Throughout the course of the workshop this summer, team members learned to network with each other and to team-write grant proposals. An example of the types of grant proposals is one called Project CI being put together by Detine Bowers in communication studies to fund the African American Museum in Christiansburg. "Most people don't know it exists, that it was founded in 1866, and that Booker T. Washington was on the advisory board," Roy said. "We plan to make it a center for African American culture in the heart of Southwest Virginia."

"The possibilities of Project CI for wedding the efforts of Virginia Tech students, staff, faculty, and CI alumni to educate regional and national audiences about the rich heritage of the African American school that served this region are enormous," Bowers said.
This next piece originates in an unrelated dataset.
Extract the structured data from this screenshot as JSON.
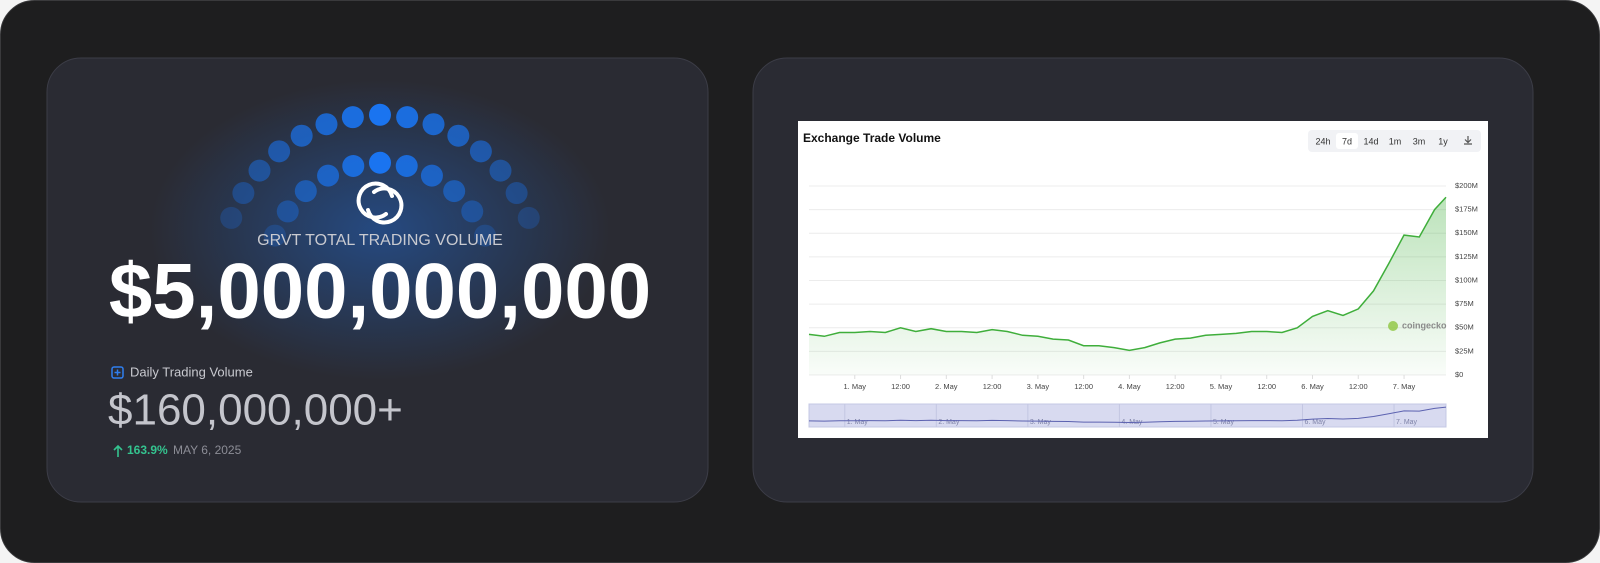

The service-learning program also plans to continue a project already begun, that of sending students to Lincoln Terrace Elementary School in Roanoke to teach first and second graders to read.

"All these projects will bring the community into the classroom and take the classroom out into the community," Roy said. "That excites us so much. By next year, we hope to have a thriving Service Learning Center on campus."

The team also involves such community-focus groups as the YMCA and the Virginia Action Council as equal partners.

"We have been told by a number of people that what we're doing has never been done before and that it would be impossible to bring so many different groups together, that we would be fragmentary and lose our purpose," Roy said. "That hasn't happened. We have been strengthened by our diversity and have every intent of working together until every student at Virginia Tech has an opportunity to participate in community service."

"This diverse grant-writing initiative is tremendous because it brings women and minority, faculty and administrators together to spark creative cooperative grant proposals related to service-learning," said Barbara Holcomb, co-director of the YMCA Student Programs and a workshop participant. "The YMCA is interested in seeing Virginia Tech embrace service-learning as a new pedagogy because service learning prepares students to be active, informed, and skillful citizens."

If service-learning works, students will be out working in the schools, women's centers and homeless shelters, will be working with ex-offenders and their families, and will be highly visible in Southwest Virginia. "That will result in a change in the relationship between this institution and the communities it serves," Roy said. "I can't think of a more profound way to change the general educational experience of our students at Virginia Tech than by pursuing this program."